Extended Distributive Property Practice Problems & Worksheets

In order to simplify the given expression, open the parentheses using the extended distribution law:

$(\textcolor{red}{a}+\textcolor{blue}{b})(c+d)=\textcolor{red}{a}c+\textcolor{red}{a}d+\textcolor{blue}{b}c+\textcolor{blue}{b}d$

Note that in the formula template for the above distribution law, it is a given that the operation between the terms inside of the parentheses is addition. Furthermore the sign preceding the term is of great significance and must be taken into consideration;

Proceed to apply the above formula to the expression to open out the parentheses.

$(x-6)(x+8)\\ \downarrow\\ \big(\textcolor{red}{x}+\textcolor{blue}{(-6)}\big)(x+8)\\$Let's begin then with opening the parentheses:

$\big(\textcolor{red}{x}+\textcolor{blue}{(-6)}\big)(x+8)\\ \textcolor{red}{x}\cdot x+\textcolor{red}{x}\cdot8+\textcolor{blue}{(-6)}\cdot x+\textcolor{blue}{(-6)}\cdot8\\ x^2+8x-6x-48$

To calculate the above multiplications operations we used the multiplication table as well as the laws of exponents for multiplication between terms with identical bases:

$a^m\cdot a^n=a^{m+n}$

In the next step we'll combine like terms which we define as terms where the variable (or variables ), in this case x, have identical exponents . (Note that in the absence of one of the variables from the expression, we'll consider its exponent as zero power due to the fact that raising any number to the zero power yields the result 1) Apply the commutative property of addition and proceed to arrange the expression from highest to lowest power from left to right (Note: treat the free number as having zero power):
$\textcolor{purple}{x^2}\textcolor{green}{+8x-6x}\textcolor{orange}{-48}\\ \textcolor{purple}{x^2}\textcolor{green}{+2x}\textcolor{orange}{-48}\\$When combining like terms as shown above, we highlighted the different terms using colors, as well as treating the sign preceding the term as an inseparable part of it.

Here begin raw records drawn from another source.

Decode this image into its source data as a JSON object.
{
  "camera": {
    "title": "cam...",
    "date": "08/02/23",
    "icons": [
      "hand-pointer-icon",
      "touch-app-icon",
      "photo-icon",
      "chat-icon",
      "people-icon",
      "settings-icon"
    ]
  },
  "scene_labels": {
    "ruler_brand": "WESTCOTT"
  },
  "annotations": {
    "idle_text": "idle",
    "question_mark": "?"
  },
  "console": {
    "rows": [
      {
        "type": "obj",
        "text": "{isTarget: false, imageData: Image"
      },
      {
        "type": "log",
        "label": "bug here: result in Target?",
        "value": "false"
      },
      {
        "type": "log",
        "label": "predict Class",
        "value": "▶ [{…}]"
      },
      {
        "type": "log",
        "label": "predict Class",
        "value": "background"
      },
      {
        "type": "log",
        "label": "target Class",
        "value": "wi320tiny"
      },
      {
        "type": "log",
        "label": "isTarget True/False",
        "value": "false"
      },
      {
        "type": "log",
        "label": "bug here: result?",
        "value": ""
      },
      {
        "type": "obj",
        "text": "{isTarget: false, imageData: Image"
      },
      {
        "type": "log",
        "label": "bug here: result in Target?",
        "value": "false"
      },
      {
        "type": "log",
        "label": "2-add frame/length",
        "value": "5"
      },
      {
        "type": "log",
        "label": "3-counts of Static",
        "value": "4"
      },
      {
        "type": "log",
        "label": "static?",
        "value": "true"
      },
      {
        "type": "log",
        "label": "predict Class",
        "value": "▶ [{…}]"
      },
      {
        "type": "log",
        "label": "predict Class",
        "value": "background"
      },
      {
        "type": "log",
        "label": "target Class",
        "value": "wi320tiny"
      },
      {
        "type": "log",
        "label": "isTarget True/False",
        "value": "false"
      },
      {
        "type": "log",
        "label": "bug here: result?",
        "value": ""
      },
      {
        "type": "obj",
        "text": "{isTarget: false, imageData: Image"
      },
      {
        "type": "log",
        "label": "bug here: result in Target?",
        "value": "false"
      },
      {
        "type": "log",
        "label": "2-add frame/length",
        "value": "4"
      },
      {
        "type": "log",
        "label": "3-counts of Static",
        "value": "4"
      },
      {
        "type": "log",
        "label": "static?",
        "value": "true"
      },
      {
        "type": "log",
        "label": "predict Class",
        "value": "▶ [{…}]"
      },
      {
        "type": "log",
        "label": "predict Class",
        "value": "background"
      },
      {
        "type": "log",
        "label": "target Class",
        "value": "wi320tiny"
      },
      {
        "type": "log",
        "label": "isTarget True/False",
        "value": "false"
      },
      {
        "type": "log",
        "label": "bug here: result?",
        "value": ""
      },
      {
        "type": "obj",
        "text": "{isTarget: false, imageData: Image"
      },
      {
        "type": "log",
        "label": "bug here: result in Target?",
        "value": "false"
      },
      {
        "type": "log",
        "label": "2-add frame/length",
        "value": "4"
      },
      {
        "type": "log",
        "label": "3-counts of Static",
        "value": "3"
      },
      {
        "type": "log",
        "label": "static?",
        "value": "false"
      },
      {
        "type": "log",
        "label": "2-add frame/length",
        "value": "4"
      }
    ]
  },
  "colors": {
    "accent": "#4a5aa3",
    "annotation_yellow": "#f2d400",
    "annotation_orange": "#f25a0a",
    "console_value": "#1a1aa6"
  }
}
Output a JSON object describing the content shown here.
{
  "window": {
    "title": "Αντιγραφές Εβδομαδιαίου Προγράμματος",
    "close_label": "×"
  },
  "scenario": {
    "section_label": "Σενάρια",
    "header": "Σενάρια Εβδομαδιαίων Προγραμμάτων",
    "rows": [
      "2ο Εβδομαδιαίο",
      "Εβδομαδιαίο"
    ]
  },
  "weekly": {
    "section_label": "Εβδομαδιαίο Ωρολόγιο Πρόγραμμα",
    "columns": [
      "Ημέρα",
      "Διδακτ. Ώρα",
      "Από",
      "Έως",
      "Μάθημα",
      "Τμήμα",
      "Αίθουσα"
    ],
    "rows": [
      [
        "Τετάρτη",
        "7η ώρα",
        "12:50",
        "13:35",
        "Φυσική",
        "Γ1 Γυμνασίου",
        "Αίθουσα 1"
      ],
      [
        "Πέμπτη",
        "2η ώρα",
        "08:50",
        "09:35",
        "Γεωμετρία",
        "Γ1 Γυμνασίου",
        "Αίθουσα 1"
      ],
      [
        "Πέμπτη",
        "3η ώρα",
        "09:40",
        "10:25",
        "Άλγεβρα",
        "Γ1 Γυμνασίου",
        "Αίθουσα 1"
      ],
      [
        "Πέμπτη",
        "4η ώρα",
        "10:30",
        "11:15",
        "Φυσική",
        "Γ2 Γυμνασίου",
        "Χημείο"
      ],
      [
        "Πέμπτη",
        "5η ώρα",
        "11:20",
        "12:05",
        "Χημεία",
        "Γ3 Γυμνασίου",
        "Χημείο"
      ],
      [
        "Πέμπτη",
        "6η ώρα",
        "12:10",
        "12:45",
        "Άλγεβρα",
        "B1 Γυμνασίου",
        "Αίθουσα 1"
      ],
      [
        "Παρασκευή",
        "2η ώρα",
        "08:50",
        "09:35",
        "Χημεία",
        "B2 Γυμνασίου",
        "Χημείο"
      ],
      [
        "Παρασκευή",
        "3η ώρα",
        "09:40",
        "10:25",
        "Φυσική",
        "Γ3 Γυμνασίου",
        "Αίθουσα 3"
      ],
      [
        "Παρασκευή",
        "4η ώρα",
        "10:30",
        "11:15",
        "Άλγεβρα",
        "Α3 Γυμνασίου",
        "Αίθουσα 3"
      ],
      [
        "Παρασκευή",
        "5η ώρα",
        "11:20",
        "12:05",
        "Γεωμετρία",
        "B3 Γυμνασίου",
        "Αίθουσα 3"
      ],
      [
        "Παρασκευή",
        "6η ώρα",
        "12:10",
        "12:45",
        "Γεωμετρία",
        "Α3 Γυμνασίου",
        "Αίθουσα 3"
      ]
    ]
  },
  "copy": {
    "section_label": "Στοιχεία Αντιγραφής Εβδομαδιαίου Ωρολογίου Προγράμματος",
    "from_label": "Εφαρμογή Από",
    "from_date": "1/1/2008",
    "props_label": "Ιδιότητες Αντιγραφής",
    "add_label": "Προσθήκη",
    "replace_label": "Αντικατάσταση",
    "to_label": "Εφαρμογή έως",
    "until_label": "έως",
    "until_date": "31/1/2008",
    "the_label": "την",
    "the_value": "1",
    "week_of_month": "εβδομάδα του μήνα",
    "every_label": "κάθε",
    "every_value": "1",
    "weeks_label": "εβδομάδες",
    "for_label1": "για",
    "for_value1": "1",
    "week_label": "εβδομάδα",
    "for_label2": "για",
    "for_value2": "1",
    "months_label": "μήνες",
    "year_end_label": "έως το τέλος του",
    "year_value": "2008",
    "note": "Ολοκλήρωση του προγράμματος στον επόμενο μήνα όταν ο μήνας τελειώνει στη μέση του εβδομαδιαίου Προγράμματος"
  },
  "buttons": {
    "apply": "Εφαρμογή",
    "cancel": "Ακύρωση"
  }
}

The correct answer is answer A.

In order to solve the given problem, we will use the FOIL method. FOIL stands for First, Outer, Inner, Last. This helps us to systematically expand the product of the two binomials:

• Step 1: Multiply the First terms.

The first terms of each binomial are $x$ and $x$. Multiply these together to obtain $x \times x = x^2$.

• Step 2: Multiply the Outer terms.

The outer terms are $x$ and $-4$. Multiply these. together to obtain $x \times -4 = -4x$.

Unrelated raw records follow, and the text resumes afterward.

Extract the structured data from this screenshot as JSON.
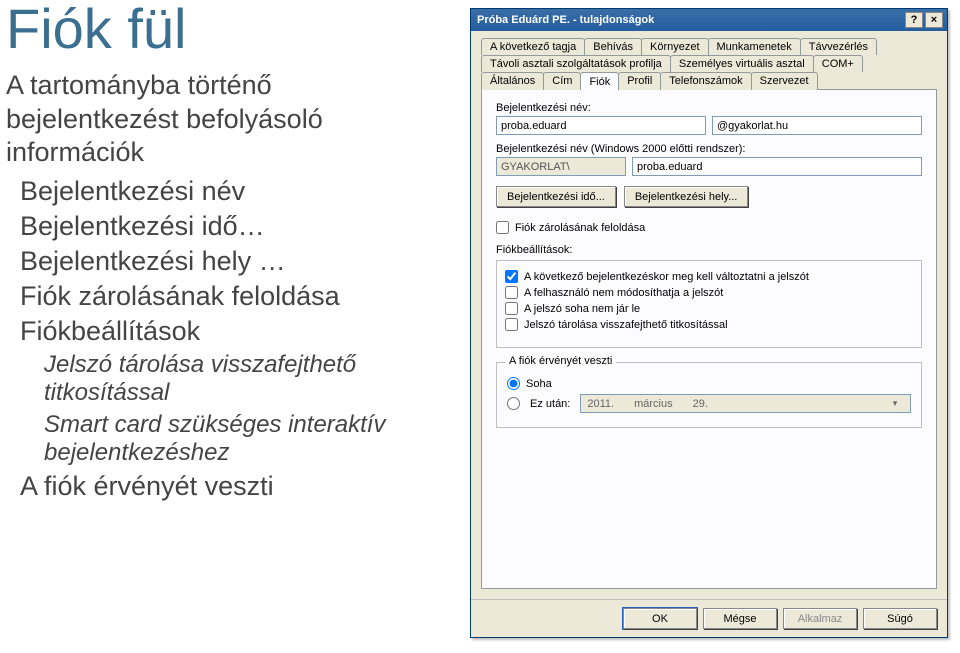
{
  "slide": {
    "title": "Fiók fül",
    "lead": "A tartományba történő bejelentkezést befolyásoló információk",
    "items": [
      "Bejelentkezési név",
      "Bejelentkezési idő…",
      "Bejelentkezési hely …",
      "Fiók zárolásának feloldása",
      "Fiókbeállítások"
    ],
    "subitems": [
      "Jelszó tárolása visszafejthető titkosítással",
      "Smart card szükséges interaktív bejelentkezéshez"
    ],
    "final": "A fiók érvényét veszti"
  },
  "dialog": {
    "title": "Próba Eduárd PE. - tulajdonságok",
    "help_btn": "?",
    "close_btn": "×",
    "tabs_row1": [
      "A következő tagja",
      "Behívás",
      "Környezet",
      "Munkamenetek",
      "Távvezérlés"
    ],
    "tabs_row2": [
      "Távoli asztali szolgáltatások profilja",
      "Személyes virtuális asztal",
      "COM+"
    ],
    "tabs_row3": [
      "Általános",
      "Cím",
      "Fiók",
      "Profil",
      "Telefonszámok",
      "Szervezet"
    ],
    "active_tab_index": 2,
    "login_name_label": "Bejelentkezési név:",
    "login_name_value": "proba.eduard",
    "login_domain_value": "@gyakorlat.hu",
    "login_legacy_label": "Bejelentkezési név (Windows 2000 előtti rendszer):",
    "legacy_domain": "GYAKORLAT\\",
    "legacy_user": "proba.eduard",
    "btn_time": "Bejelentkezési idő...",
    "btn_place": "Bejelentkezési hely...",
    "unlock_label": "Fiók zárolásának feloldása",
    "settings_label": "Fiókbeállítások:",
    "opts": [
      {
        "label": "A következő bejelentkezéskor meg kell változtatni a jelszót",
        "checked": true
      },
      {
        "label": "A felhasználó nem módosíthatja a jelszót",
        "checked": false
      },
      {
        "label": "A jelszó soha nem jár le",
        "checked": false
      },
      {
        "label": "Jelszó tárolása visszafejthető titkosítással",
        "checked": false
      }
    ],
    "expiry_legend": "A fiók érvényét veszti",
    "expiry_never": "Soha",
    "expiry_after": "Ez után:",
    "expiry_date_year": "2011.",
    "expiry_date_month": "március",
    "expiry_date_day": "29.",
    "footer": {
      "ok": "OK",
      "cancel": "Mégse",
      "apply": "Alkalmaz",
      "help": "Súgó"
    }
  }
}
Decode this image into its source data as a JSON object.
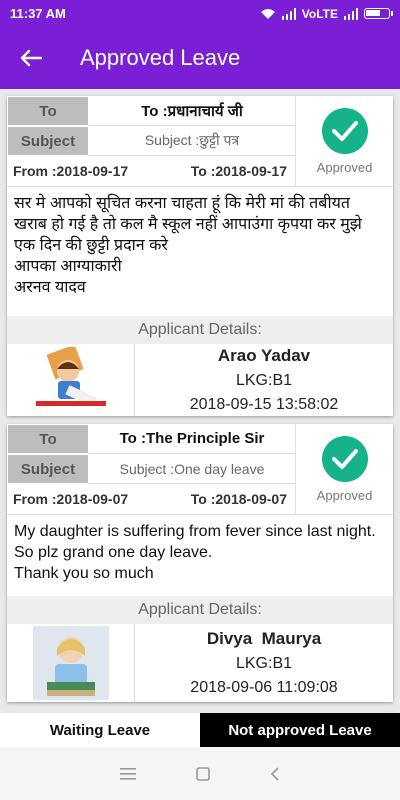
{
  "status_bar": {
    "time": "11:37 AM",
    "network": "VoLTE"
  },
  "app_bar": {
    "title": "Approved Leave"
  },
  "leaves": [
    {
      "to_label": "To",
      "to_value": "To :प्रधानाचार्य जी",
      "subject_label": "Subject",
      "subject_value": "Subject :छुट्टी पत्र",
      "from_date": "From :2018-09-17",
      "to_date": "To :2018-09-17",
      "status": "Approved",
      "message": "सर मे आपको सूचित करना चाहता हूं कि मेरी मां की तबीयत खराब हो गई है तो कल मै स्कूल नहीं आपाउंगा कृपया कर मुझे एक दिन की छुट्टी प्रदान करे\nआपका आग्याकारी\nअरनव यादव",
      "applicant_header": "Applicant Details:",
      "applicant_name": "Arao Yadav",
      "applicant_class": "LKG:B1",
      "applied_at": "2018-09-15 13:58:02"
    },
    {
      "to_label": "To",
      "to_value": "To :The Principle Sir",
      "subject_label": "Subject",
      "subject_value": "Subject :One day leave",
      "from_date": "From :2018-09-07",
      "to_date": "To :2018-09-07",
      "status": "Approved",
      "message": "My daughter is suffering from fever since last night. So plz grand one day leave.\nThank you so much",
      "applicant_header": "Applicant Details:",
      "applicant_name": "Divya  Maurya",
      "applicant_class": "LKG:B1",
      "applied_at": "2018-09-06 11:09:08"
    }
  ],
  "bottom_tabs": {
    "waiting": "Waiting Leave",
    "not_approved": "Not approved Leave"
  },
  "colors": {
    "primary": "#7a1fd6",
    "approved": "#16b38a"
  }
}
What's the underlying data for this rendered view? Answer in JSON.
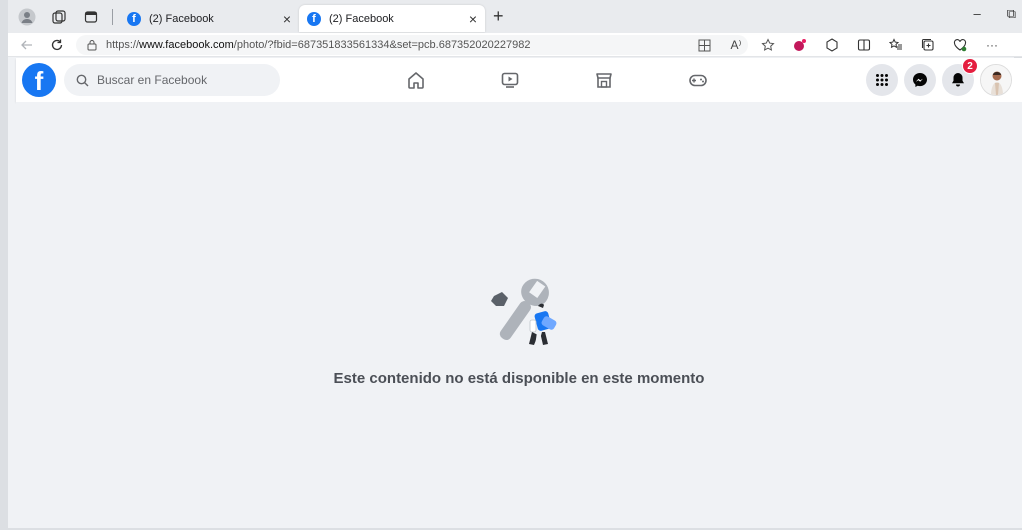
{
  "browser": {
    "tabs": [
      {
        "title": "(2) Facebook",
        "close": "×",
        "active": false
      },
      {
        "title": "(2) Facebook",
        "close": "×",
        "active": true
      }
    ],
    "new_tab": "+",
    "window_controls": {
      "minimize": "–",
      "restore": "⧉"
    },
    "url_prefix": "https://",
    "url_host": "www.facebook.com",
    "url_path": "/photo/?fbid=687351833561334&set=pcb.687352020227982",
    "read_aloud": "A⁾",
    "more": "···"
  },
  "facebook": {
    "logo": "f",
    "search_placeholder": "Buscar en Facebook",
    "notifications_count": "2"
  },
  "content": {
    "message": "Este contenido no está disponible en este momento"
  }
}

• Step 3: Multiply the Inner terms.

The inner terms are $2$ and $x$. Multiply these together to obtain $2 \times x = 2x$.

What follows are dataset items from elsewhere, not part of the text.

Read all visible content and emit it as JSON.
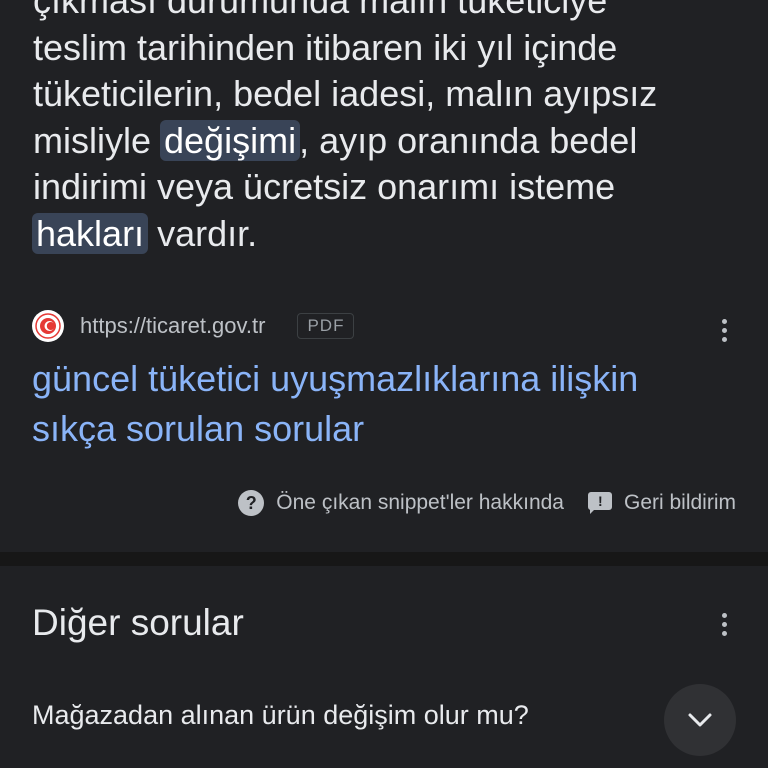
{
  "snippet": {
    "lines": [
      {
        "before": "çıkması durumunda malın tüketiciye",
        "highlight": "",
        "after": ""
      },
      {
        "before": "teslim tarihinden itibaren iki yıl içinde",
        "highlight": "",
        "after": ""
      },
      {
        "before": "tüketicilerin, bedel iadesi, malın ayıpsız",
        "highlight": "",
        "after": ""
      },
      {
        "before": "misliyle ",
        "highlight": "değişimi",
        "after": ", ayıp oranında bedel"
      },
      {
        "before": "indirimi veya ücretsiz onarımı isteme",
        "highlight": "",
        "after": ""
      },
      {
        "before": "",
        "highlight": "hakları",
        "after": " vardır."
      }
    ]
  },
  "source": {
    "url": "https://ticaret.gov.tr",
    "badge": "PDF",
    "favicon_icon": "turkish-crescent-seal-icon"
  },
  "result_title": {
    "line1": "güncel tüketici uyuşmazlıklarına ilişkin",
    "line2": "sıkça sorulan sorular"
  },
  "footer": {
    "about_label": "Öne çıkan snippet'ler hakkında",
    "feedback_label": "Geri bildirim"
  },
  "other_questions": {
    "title": "Diğer sorular",
    "items": [
      {
        "question": "Mağazadan alınan ürün değişim olur mu?"
      }
    ]
  },
  "colors": {
    "background": "#202124",
    "link": "#8ab4f8",
    "highlight": "#394457",
    "text": "#e8eaed",
    "secondary_text": "#bdc1c6"
  }
}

• Step 4: Multiply the Last terms.

The last terms are $2$ and $-4$. Multiply these together to obtain $2 \times -4 = -8$.

Proceed to combine all these results together:

$x^2 - 4x + 2x - 8$

Finally, combine like terms:

Combine $-4x$ and $2x$ to obtain $-2x$.

The expanded form of the expression is therefore:

$x^2 - 2x - 8$

Thus, the solution to the problem is $x^2 - 2x - 8$, which corresponds to choice 1.

To solve this problem, we need to multiply the binomials $(x-6)$ and $(x+2)$ using the distributive property (FOIL method):

• First: Multiply the first terms: $x \cdot x = x^2$
• Outer: Multiply the outer terms: $x \cdot 2 = 2x$
• Inner: Multiply the inner terms: $-6 \cdot x = -6x$
• Last: Multiply the last terms: $-6 \cdot 2 = -12$

Now, we have the terms: $x^2$, $2x$, $-6x$, and $-12$.
We combine the linear terms:

$x^2 + 2x - 6x - 12 = x^2 - 4x - 12$

This is the expanded form of the quadratic expression in standard form.
Therefore, the solution to the problem is $x^2 - 4x - 12$.

To solve this problem, we'll follow these steps:

• Step 1: Identify the structure of the expression
• Step 2: Apply the difference of squares formula
• Step 3: Simplify the expression

Now, let's work through each step:
Step 1: The expression is $(x+y)(x-y)$, which resembles the difference of squares. Step 2: Using the formula for the difference of squares, $(a+b)(a-b) = a^2 - b^2$, we set $a = x$ and $b = y$. Step 3: Applying the formula, we have:

$(x+y)(x-y) = x^2 - y^2$.

Therefore, the solution to the problem is $x^2-y^2$.

Simplify this expression paying attention to the order of arithmetic operations. Exponentiation precedes multiplication whilst division precedes addition and subtraction. Parentheses precede all of the above.

Therefore, let's first start by simplifying the expressions within the parentheses. Then we can proceed to perform the multiplication between them:

$(3+20)\cdot(12+4)=\\ 23\cdot16=\\ 368$

Therefore, the correct answer is option A.